As more and more of our little blue home is explored, it reveals even more layers from the endless depths of the secrets it holds, and the songs it sings. Or as it is in the case of the Caribbean sea, it whistles a tune that only a giant can hear, as an ocean modeling study has recently learned.

While modeling ocean currents in the Caribbean Sea, researchers from the University of Liverpool found that something didn’t add up: their models kept revealing pressure oscillations across the basin that they couldn’t explain, results that stood out in stark contrast to what was originally expected.

To verify that this was indeed happening in the real world, the team employed historical water pressure and tide gauge records and found that these anomalous oscillations were indeed happening, producing an auditory effect not unlike that of a giant whistle, albeit one that is too low to be heard by the human ear.

“You have a current that flows east to west through the Caribbean Sea,” explains team lead Chris Hughes. “It’s very narrow and quite strong. Just like a narrow jet of air, it becomes unstable and creates eddies.” They dubbed the phenomenon the “Rossby Whistle”, after the Rossby waves propagating through the Caribbean that produce this effect. Rossby waves themselves are very shallow, long-term waves that are only an inch or two in height, but can be hundreds of miles across horizontally, and are an effect generated by the rotation of the planet. These waves, combined with the pressure at the sea bottom, produce the low-frequency sound in question.

"We can compare the ocean activity in the Caribbean Sea to that of a whistle," continues Hughes. "When you blow into a whistle, the jet of air becomes unstable and excites the resonant sound wave which fits into the whistle cavity. Because the whistle is open, the sound radiates out so you can hear it."

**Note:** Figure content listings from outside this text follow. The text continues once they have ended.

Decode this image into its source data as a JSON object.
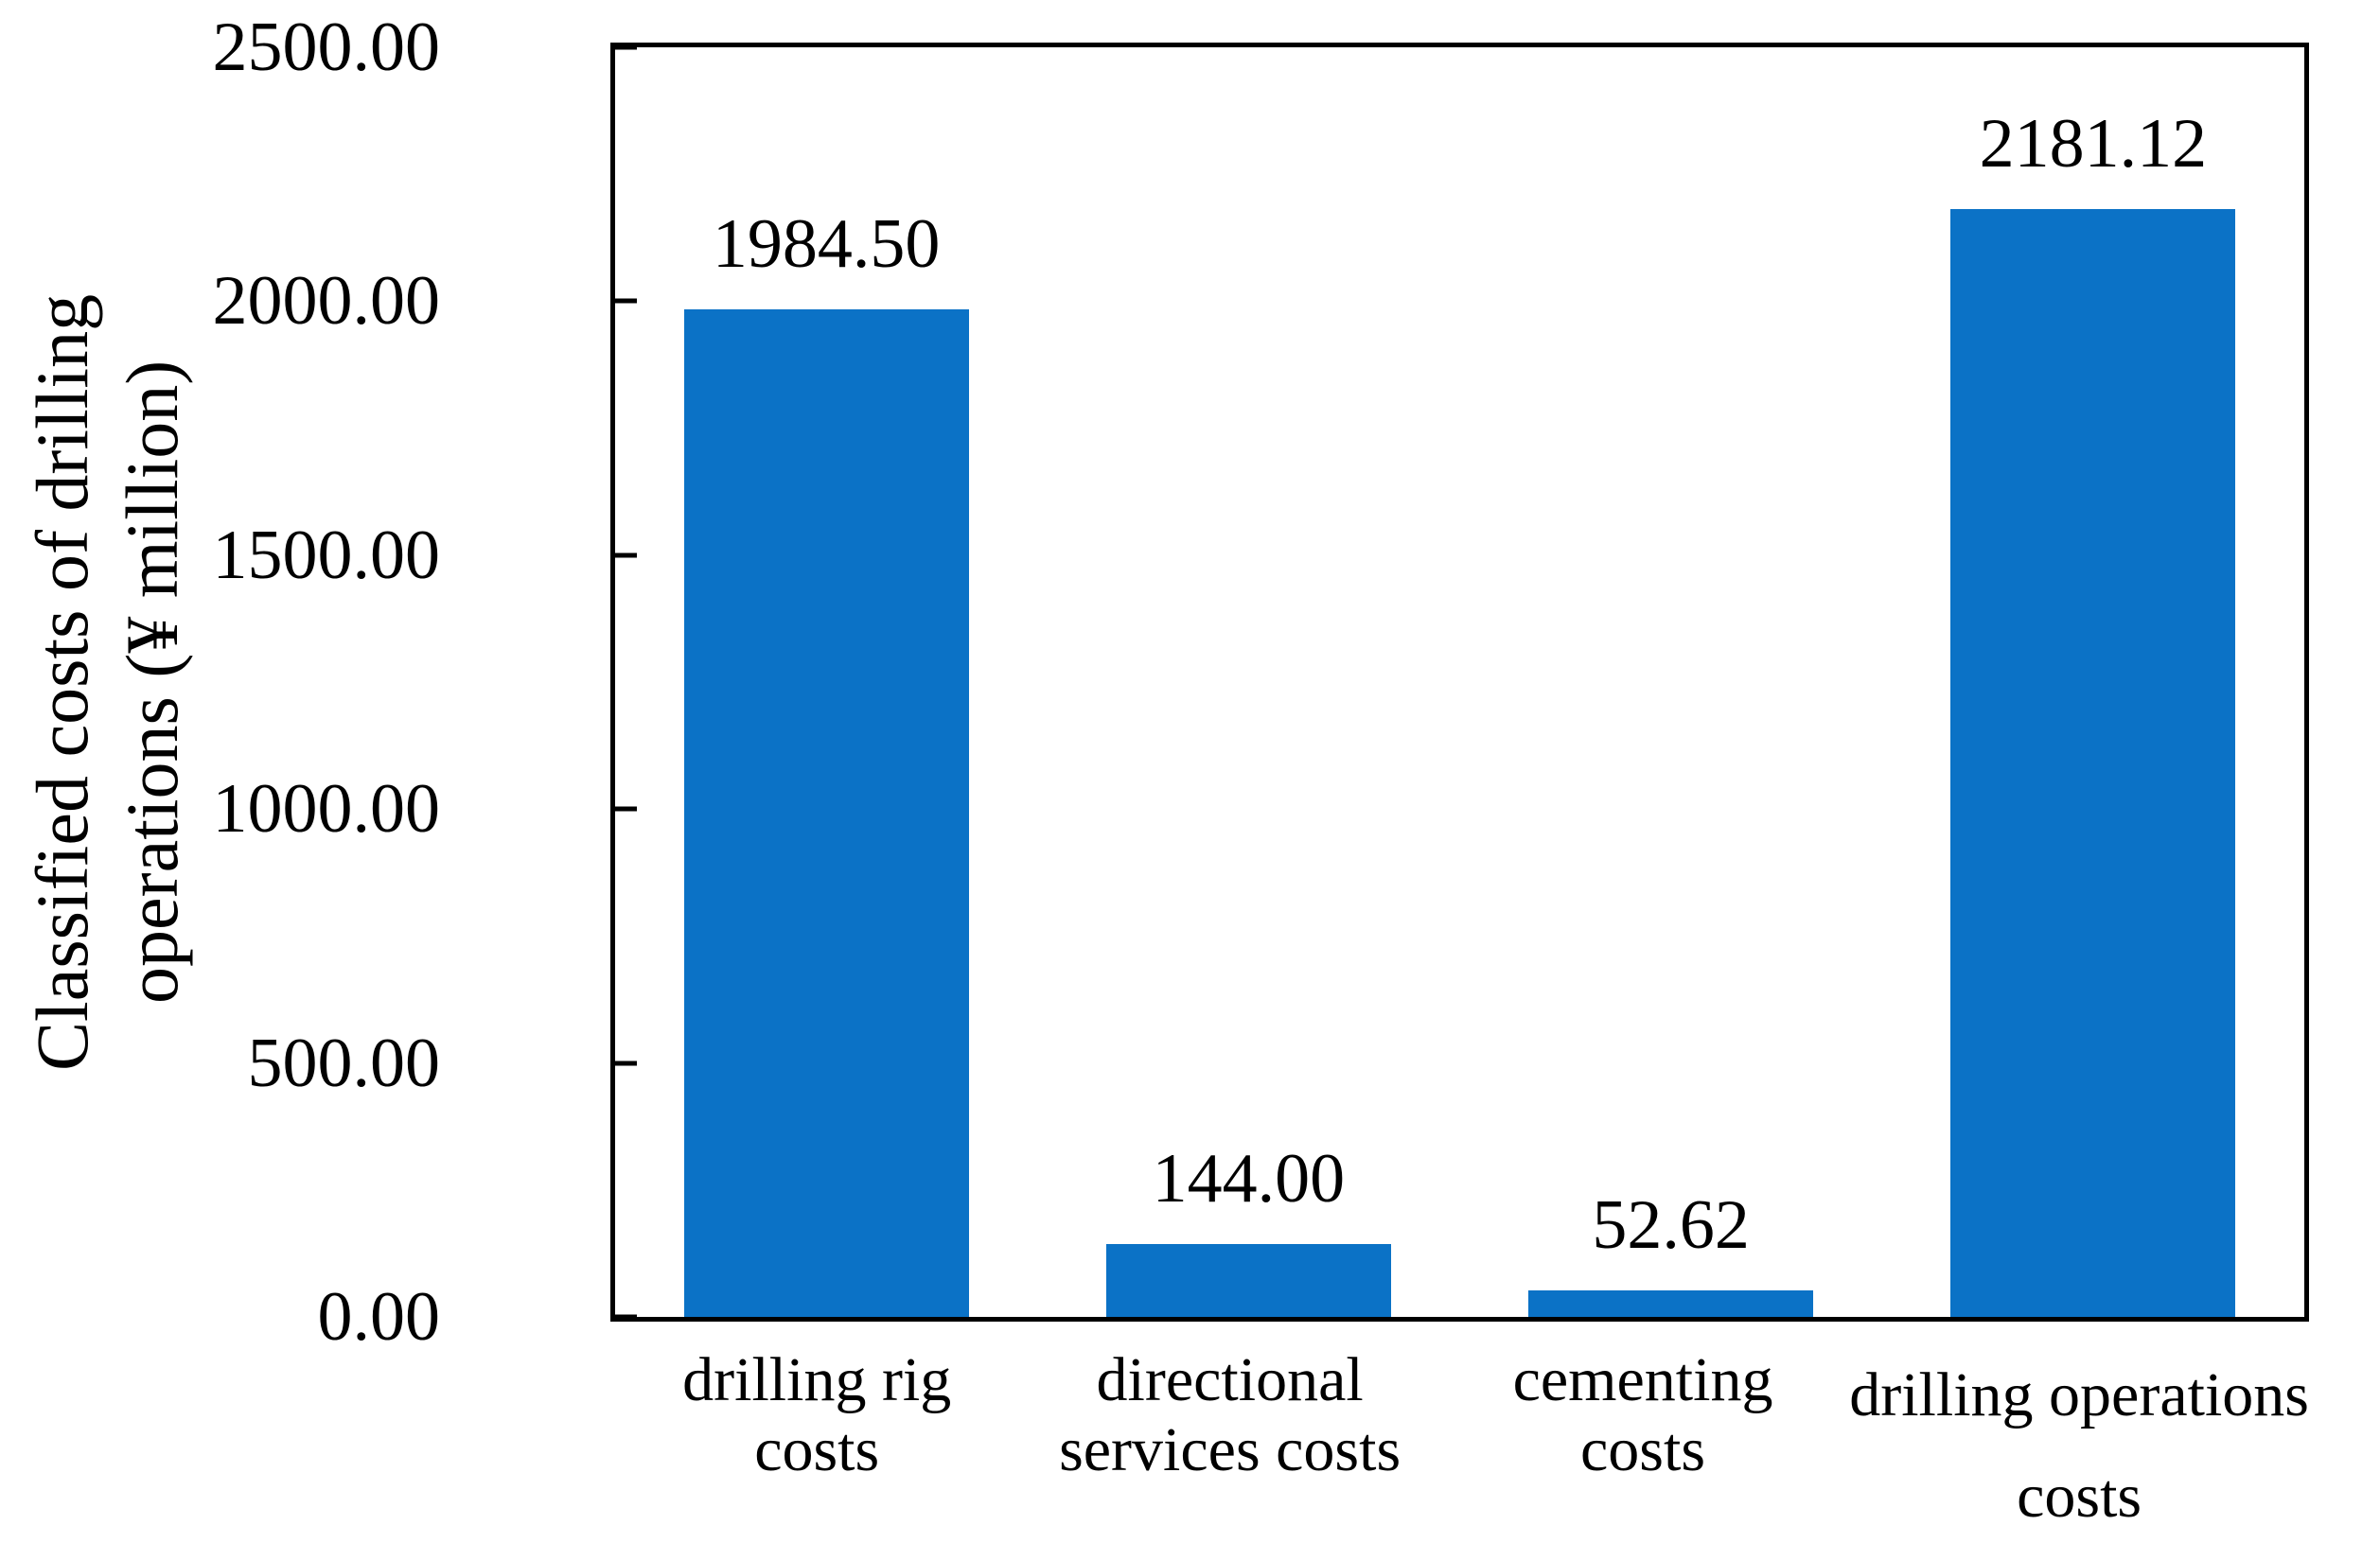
{
  "chart_data": {
    "type": "bar",
    "title": "",
    "ylabel": "Classified costs of drilling\noperations (¥ million)",
    "xlabel": "",
    "categories": [
      "drilling rig\ncosts",
      "directional\nservices costs",
      "cementing\ncosts",
      "drilling operations\ncosts"
    ],
    "values": [
      1984.5,
      144.0,
      52.62,
      2181.12
    ],
    "value_labels": [
      "1984.50",
      "144.00",
      "52.62",
      "2181.12"
    ],
    "ylim": [
      0,
      2500
    ],
    "ytick_step": 500,
    "ytick_labels": [
      "2500.00",
      "2000.00",
      "1500.00",
      "1000.00",
      "500.00",
      "0.00"
    ],
    "grid": false,
    "legend": "none",
    "bar_color": "#0B72C6",
    "axis_color": "#000000",
    "text_color": "#000000",
    "background_color": "#FFFFFF"
  }
}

It takes these pressure waves 120 days to cross the Caribbean basin, and the tone that is produced is an A-flat, although it is 30 octaves below that of what a piano can produce. The waves can also be recorded from space, using the minute gravitational changes that they produce. Further study is planned for the Rossby Whistle, in the hopes that it might yield a new method of predicting coastal flooding patterns.